The Register-Herald, Beckley, West Virginia

Breaking News


November 1, 2013

Board president urges parents to attend hearings on bond, levy call

BECKLEY — Raleigh County Board of Education President Rick Snuffer on Thursday urged every parent in the county to attend public hearings concerning an upcoming bond and levy call.

The bond will support facilities, while the levy — which is already in effect in the county and needs voter permission to continue — will support sports, free textbooks, technology, administration and other instructional necessities.

Snuffer explained that board members have held two public hearings on the levy and bond issues and that they had canvassed the entire county for volunteers to serve on subcommittees prior to the public hearings.

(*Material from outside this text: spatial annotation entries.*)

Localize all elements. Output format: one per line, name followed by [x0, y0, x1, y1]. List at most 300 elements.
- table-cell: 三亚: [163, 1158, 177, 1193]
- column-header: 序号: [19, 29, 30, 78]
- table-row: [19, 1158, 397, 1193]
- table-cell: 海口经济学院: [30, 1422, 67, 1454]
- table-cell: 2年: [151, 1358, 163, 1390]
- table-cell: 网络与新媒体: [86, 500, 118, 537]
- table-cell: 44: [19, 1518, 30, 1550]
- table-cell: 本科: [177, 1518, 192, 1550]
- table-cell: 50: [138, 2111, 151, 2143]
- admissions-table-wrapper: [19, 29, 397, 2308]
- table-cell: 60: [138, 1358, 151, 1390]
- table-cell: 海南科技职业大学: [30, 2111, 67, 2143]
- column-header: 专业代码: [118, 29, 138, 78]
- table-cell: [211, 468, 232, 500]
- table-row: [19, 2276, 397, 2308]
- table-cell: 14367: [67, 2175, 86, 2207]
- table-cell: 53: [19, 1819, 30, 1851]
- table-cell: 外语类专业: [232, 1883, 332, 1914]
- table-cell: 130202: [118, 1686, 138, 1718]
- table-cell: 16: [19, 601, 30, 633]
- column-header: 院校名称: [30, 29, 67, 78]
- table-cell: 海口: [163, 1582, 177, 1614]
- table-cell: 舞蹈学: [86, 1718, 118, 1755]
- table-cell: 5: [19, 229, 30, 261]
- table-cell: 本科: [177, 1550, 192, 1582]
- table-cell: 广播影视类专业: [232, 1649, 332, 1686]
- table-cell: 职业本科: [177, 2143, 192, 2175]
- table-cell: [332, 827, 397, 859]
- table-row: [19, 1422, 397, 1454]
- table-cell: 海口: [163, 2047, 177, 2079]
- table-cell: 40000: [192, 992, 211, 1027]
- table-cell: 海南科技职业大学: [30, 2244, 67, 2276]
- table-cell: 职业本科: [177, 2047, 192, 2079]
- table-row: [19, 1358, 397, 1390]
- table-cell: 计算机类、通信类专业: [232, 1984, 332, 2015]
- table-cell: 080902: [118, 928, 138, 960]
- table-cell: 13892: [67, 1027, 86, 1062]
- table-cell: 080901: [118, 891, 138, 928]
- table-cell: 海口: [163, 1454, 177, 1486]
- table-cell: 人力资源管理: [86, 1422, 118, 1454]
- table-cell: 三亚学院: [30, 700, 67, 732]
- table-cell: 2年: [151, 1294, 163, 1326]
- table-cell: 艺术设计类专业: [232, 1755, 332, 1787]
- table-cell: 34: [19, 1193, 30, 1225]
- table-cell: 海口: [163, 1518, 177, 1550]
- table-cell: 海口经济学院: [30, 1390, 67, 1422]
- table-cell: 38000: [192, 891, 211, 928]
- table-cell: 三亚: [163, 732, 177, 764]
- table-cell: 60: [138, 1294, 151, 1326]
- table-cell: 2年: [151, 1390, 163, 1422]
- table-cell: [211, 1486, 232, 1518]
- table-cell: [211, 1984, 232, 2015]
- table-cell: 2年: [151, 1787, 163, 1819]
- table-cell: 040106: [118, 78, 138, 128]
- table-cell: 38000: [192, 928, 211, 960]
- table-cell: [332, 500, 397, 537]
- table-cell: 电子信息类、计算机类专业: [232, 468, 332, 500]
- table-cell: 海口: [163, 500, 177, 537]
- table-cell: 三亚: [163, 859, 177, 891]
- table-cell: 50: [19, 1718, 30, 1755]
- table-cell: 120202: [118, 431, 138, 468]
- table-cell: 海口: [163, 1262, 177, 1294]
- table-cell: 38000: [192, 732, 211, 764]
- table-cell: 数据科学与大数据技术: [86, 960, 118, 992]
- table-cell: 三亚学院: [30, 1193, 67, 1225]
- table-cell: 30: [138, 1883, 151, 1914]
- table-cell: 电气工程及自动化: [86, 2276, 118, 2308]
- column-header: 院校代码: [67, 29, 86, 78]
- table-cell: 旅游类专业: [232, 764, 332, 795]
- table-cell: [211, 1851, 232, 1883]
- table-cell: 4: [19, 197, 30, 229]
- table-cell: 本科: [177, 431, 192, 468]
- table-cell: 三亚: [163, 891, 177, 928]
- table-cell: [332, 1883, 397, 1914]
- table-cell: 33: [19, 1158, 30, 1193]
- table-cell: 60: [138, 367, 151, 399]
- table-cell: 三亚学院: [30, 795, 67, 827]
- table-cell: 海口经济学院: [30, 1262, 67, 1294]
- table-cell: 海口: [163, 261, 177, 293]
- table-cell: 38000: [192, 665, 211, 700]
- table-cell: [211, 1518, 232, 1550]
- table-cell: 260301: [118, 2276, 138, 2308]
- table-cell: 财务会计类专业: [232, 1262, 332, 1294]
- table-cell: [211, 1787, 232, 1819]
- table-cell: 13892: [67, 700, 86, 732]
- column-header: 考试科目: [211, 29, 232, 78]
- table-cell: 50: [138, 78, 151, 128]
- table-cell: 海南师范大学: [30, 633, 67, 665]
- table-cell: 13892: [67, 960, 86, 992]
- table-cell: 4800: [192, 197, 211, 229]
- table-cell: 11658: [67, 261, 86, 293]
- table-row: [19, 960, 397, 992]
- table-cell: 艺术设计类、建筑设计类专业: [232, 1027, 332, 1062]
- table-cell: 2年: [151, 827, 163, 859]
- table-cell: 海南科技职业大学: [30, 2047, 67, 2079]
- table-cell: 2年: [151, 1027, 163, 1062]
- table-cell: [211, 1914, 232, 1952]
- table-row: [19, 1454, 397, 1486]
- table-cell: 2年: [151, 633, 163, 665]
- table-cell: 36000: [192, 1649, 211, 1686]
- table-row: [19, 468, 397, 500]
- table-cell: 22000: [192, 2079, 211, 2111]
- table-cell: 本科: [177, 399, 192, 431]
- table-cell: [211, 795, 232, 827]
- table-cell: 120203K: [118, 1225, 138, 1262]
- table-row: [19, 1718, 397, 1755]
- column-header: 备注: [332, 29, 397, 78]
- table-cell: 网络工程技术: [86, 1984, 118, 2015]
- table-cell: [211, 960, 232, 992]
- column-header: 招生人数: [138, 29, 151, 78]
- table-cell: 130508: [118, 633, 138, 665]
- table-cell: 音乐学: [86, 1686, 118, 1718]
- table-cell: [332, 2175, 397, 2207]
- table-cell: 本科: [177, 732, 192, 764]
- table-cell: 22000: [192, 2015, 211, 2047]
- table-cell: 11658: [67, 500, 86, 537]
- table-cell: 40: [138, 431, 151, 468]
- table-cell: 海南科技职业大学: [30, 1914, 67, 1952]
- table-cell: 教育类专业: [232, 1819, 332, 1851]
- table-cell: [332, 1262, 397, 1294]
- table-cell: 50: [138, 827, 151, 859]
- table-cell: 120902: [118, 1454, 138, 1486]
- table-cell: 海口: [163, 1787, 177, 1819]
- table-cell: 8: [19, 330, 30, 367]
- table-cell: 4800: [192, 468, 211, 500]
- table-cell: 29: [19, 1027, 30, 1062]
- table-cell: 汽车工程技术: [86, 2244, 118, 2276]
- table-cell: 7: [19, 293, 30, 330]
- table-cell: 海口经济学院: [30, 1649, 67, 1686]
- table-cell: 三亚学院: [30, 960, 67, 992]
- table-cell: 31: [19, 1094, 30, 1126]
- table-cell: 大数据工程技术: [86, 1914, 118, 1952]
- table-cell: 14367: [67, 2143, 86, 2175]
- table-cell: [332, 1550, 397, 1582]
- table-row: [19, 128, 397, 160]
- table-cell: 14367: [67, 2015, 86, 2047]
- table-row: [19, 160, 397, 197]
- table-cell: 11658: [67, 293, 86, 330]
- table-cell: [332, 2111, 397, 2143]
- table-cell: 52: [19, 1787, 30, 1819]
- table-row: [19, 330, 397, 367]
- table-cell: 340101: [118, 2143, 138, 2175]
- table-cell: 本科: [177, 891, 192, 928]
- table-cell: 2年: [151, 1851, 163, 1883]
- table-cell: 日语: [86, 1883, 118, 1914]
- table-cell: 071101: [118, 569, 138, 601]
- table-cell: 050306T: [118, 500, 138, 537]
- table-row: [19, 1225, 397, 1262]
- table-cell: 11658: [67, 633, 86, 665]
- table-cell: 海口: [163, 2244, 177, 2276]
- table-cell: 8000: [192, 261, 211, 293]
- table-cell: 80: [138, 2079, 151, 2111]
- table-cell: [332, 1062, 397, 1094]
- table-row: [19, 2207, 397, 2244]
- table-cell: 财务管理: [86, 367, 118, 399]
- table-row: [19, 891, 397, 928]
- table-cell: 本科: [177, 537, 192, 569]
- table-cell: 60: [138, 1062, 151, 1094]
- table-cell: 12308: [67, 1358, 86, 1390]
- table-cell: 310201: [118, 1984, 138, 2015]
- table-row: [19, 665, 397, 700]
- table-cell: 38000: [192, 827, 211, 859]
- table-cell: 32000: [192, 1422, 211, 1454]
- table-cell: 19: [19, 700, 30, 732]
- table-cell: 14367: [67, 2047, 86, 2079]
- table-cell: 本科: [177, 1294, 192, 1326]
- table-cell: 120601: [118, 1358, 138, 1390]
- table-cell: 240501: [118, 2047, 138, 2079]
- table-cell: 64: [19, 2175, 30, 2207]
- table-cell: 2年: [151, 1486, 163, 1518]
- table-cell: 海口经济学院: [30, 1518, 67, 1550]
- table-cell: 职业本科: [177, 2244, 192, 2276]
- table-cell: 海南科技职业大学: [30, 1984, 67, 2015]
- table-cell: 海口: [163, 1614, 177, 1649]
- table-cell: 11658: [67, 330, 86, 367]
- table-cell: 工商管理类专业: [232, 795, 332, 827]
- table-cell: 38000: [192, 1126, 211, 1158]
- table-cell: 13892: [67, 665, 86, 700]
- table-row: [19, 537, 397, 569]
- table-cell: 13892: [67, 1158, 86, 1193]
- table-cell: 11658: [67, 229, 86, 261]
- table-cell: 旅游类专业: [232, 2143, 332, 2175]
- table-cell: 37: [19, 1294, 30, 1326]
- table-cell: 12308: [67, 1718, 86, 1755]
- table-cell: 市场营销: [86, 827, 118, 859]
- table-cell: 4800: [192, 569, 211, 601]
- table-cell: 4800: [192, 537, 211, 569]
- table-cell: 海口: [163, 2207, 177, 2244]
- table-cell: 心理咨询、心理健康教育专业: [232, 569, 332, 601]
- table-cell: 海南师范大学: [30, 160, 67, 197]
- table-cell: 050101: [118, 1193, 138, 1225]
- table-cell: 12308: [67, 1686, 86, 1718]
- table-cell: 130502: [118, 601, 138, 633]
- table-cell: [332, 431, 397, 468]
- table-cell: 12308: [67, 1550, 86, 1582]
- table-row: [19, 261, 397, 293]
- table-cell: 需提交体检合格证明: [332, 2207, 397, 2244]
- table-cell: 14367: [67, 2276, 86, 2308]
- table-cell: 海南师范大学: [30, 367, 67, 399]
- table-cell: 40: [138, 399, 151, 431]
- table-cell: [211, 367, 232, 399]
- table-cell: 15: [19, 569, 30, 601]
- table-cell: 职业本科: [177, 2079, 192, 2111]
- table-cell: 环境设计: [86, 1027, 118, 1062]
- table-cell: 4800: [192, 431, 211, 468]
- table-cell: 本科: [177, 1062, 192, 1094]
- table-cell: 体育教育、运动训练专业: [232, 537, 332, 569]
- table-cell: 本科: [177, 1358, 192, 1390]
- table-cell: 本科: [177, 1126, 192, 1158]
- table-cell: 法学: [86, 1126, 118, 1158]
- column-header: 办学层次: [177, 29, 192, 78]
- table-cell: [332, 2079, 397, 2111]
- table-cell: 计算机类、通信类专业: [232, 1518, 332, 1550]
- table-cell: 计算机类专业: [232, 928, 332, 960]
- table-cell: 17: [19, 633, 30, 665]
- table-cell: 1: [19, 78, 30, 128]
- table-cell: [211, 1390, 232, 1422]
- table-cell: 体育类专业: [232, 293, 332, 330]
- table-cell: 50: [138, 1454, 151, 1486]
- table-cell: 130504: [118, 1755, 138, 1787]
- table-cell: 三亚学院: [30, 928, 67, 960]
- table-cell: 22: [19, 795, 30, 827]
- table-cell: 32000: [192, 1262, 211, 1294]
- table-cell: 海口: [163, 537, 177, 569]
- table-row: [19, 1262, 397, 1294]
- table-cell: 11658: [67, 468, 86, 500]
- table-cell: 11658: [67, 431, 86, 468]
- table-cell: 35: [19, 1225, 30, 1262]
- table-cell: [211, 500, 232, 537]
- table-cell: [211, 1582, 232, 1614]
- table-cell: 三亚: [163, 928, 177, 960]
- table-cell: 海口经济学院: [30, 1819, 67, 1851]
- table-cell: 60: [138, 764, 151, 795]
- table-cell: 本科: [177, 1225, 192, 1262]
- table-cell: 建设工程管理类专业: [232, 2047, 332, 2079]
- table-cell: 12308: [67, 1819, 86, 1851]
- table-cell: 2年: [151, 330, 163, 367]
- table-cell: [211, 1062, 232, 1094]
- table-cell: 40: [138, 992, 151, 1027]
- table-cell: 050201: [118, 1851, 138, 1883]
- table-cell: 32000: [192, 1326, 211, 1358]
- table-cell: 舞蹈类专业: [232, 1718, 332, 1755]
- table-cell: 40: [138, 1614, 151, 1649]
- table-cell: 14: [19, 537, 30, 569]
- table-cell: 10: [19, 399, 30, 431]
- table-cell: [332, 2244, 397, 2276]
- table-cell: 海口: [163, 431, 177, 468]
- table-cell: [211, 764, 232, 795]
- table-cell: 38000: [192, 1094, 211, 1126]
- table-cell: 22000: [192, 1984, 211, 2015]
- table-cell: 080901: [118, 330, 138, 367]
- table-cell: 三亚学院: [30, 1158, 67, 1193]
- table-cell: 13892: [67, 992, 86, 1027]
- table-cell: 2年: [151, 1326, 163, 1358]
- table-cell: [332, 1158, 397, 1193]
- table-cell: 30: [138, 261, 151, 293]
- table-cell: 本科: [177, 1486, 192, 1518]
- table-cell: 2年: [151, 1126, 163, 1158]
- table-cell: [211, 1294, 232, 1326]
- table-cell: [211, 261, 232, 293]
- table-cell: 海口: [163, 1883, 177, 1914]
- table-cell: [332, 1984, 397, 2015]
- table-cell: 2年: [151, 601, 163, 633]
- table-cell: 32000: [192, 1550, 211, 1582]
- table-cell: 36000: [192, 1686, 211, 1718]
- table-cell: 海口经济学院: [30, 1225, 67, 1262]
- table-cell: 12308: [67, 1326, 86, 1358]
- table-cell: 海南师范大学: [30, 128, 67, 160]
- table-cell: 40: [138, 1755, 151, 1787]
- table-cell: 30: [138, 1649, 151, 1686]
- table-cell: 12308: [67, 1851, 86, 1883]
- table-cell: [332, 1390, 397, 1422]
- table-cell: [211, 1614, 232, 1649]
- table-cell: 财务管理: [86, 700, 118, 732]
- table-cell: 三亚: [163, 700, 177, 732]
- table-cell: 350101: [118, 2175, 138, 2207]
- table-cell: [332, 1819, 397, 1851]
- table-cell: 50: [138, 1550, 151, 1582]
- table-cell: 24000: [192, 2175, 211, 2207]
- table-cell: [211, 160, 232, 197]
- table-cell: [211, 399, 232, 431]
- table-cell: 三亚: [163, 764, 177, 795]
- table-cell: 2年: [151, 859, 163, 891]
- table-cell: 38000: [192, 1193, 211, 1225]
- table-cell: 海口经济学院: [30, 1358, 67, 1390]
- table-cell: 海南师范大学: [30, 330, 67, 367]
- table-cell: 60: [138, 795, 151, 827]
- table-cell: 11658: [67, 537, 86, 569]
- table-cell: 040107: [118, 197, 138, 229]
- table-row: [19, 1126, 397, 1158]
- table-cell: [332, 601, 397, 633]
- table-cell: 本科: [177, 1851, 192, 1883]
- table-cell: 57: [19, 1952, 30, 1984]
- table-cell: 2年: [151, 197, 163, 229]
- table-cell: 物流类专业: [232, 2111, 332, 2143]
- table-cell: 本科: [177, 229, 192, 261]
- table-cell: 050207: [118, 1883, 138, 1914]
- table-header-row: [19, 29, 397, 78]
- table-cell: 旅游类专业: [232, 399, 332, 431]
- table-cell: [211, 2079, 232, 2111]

The subcommittees were formed from a group of volunteers. They were not appointed by Raleigh School Superintendent Jim Brown as earlier reported, he said.  

Those subcommittees will make recommendations to the Board of Education on issues related to where bond and levy monies should be directed.

“We want to reassure all the people, in all the school districts, that we’re looking at the total picture and that no decision has been made by the board on any school closure, any combination of anything at this point,” he said. “We’re taking public input, and we still welcome public input.

“When it comes to the final call, the board will weigh all of those options and put out a bond call. We’re a long way from having a bond call that emphasizes the closure of anything,” he stressed.

Parents in the Stratton Elementary School district expressed alarm when bond subcommittee members reported that one option involved closing Stratton Elementary and busing students to an expanded site at Beckley Elementary School.

Snuffer said that board members want parents to attend the public hearings and that the BOE has not considered the closing of Stratton.

Bond members are expected to make their final report to the BOE at the Nov. 12 regular board meeting, which is public.

“We have limited resources and great needs,” he said. “So what we have to do is weigh those options on how we can take the limited funds we’ll be able to obtain through a bond and focus on the highest priority needs, because we can’t address them all,” he said. “In that process, we’re not going to discriminate against any children anywhere. Everyone will be treated as fair as they can.”

Snuffer said that the options of building a new Stratton at the current site or building a new Stratton at the Beckley site are as viable as the option to bus students to Beckley Elementary at this point in the process.

“There’s only so much money,” he said. “At the end of the day, we’ll have to do the best we can with the dollars we have.”